Though power outages can affect the conditioning devices, it is likely that the devices of the network 104, e.g., those devices located at the head-end facility 102, are equipped to continue normal operation. The provider can, for example, have large battery back-ups, generators, and other alternative means available to provide power to the critical devices and components that are used to communicate with the premises 114. Likewise, premise devices such as modems may be equipped with alternative power supplies that permit the devices to continue to exchange, in whole or in part, data traffic with the head-end facility 102. In one example, owners can provide an uninterruptible power supply (“UPS”) that can bridge the power gap until power is restored to the premise 114.
Since the exchange of RF traffic may not be altogether eliminated, the likelihood exists that some of the premise devices can continue to transmit data at un-attentuated RF levels. Although this un-attenuated data traffic may be generally acceptable when it occurs from a limited number of premises, it becomes substantially more problematic when multiple devices simultaneously begin to broadcast data traffic at these high un-attenuated RF levels. For example, the popularity of VOIP telephone services could lead to data traffic in the form of multiple, emergency calls that occur substantially simultaneously at or around the time of the power outage. These calls are often transmitted by modems, which can communicate with a cable modem termination system (“CMTS”) located at the head-end facility 102. During normal operation, the CMTS can manage the call volume, and more particularly, the call volume and other communication packets that require the attention of the CMTS. But in the event of a power outage that can lead to a surge in data traffic (e.g., a spike in VOIP call volume), the CMTS can become overwhelmed because it must simultaneously instruct each of the modems to reduce its RF level at the same time. This requirement can lead to the disruption of service, which is not acceptable for premises that rely exclusively on VOIP telephone services for their primary telephone service.

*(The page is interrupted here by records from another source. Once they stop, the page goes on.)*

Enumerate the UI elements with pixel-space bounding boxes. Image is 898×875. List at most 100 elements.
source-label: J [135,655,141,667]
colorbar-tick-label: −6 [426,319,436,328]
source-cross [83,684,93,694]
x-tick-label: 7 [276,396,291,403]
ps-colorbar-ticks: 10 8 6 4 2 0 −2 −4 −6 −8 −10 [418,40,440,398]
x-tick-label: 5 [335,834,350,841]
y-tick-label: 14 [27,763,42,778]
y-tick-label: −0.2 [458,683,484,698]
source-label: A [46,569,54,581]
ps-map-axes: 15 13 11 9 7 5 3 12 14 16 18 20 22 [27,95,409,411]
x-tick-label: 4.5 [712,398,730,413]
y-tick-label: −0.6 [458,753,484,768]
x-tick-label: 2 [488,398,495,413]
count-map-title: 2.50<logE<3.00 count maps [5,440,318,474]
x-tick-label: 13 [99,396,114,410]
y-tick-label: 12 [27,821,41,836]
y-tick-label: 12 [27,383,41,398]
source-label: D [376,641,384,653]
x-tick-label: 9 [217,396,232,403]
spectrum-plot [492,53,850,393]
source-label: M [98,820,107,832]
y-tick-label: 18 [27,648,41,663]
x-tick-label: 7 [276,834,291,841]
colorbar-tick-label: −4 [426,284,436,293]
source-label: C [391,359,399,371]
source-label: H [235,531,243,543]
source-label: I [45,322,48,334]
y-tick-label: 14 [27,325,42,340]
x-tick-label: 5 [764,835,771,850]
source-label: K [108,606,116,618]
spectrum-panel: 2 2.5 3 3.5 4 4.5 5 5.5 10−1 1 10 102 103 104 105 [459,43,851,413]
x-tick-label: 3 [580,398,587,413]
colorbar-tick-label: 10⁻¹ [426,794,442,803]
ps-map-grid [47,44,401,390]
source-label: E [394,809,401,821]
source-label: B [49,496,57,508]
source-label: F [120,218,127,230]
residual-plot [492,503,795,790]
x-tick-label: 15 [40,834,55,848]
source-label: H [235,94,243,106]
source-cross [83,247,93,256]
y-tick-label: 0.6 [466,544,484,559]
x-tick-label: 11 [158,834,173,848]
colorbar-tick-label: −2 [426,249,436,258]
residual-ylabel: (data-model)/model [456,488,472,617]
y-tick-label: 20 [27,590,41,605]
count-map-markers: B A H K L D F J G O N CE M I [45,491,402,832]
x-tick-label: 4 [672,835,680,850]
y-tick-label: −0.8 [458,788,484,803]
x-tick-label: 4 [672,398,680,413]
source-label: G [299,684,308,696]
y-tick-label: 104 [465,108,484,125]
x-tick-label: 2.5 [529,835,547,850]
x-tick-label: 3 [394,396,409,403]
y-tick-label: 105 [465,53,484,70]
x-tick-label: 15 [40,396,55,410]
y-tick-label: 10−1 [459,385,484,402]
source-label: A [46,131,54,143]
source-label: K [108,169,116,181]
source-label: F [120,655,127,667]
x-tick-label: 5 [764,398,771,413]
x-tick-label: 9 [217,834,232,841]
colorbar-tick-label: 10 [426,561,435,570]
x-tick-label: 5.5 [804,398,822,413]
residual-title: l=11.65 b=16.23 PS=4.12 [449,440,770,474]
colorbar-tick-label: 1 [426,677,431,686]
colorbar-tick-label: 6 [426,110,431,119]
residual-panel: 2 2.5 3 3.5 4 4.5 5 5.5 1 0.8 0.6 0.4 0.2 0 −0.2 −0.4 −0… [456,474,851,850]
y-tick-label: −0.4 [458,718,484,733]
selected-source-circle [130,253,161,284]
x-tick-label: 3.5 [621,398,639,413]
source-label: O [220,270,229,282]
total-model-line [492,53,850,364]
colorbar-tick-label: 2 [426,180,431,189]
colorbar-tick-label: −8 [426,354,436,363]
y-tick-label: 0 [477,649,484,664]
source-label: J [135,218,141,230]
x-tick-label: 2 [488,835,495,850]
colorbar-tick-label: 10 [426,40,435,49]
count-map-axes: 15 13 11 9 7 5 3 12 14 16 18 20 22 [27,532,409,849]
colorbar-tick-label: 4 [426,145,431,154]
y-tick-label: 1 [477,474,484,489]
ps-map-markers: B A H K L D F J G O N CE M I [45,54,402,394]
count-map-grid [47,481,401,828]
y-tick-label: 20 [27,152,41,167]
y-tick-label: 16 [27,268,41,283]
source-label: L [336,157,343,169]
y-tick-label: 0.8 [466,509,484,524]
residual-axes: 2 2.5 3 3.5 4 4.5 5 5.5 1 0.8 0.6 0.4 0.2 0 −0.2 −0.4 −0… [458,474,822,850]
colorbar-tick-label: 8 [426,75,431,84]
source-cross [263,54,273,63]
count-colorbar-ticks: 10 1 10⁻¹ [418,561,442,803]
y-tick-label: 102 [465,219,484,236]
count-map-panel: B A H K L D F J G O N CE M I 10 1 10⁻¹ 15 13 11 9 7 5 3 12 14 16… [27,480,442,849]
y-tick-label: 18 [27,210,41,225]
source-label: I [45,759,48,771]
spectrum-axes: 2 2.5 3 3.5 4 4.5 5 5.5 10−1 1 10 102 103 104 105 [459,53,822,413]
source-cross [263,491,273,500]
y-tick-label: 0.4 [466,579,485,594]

One solution to this problem is to provide in the conditioning device an alternative power supply such as a back-up battery supply. This solution, however, can inevitably add additional costs due to the complexity of the design, components, and manufacture of the modified signal conditioning devices. Moreover, while possibly solving the problem in applications that include low numbers of individual premises, the conditioning devices that include back-up devices could not be implemented over large-scale networks if only because of the maintenance time, costs, and personnel required to monitor and/or maintain the batteries in the back-up battery supplies over many hundreds, or thousands of premises.
Therefore, there is a need for a conditioning device that can adjust the RF level of RF traffic but that does not require the addition or modification of the hardware of the device. There is likewise a need for conditioning devices that provide this adjustment independently of the availability of the power supplied to the device, but that are applicable to large scale systems (e.g., CATV systems) without adding complexity to the device, requiring maintenance, or otherwise incurring additional costs.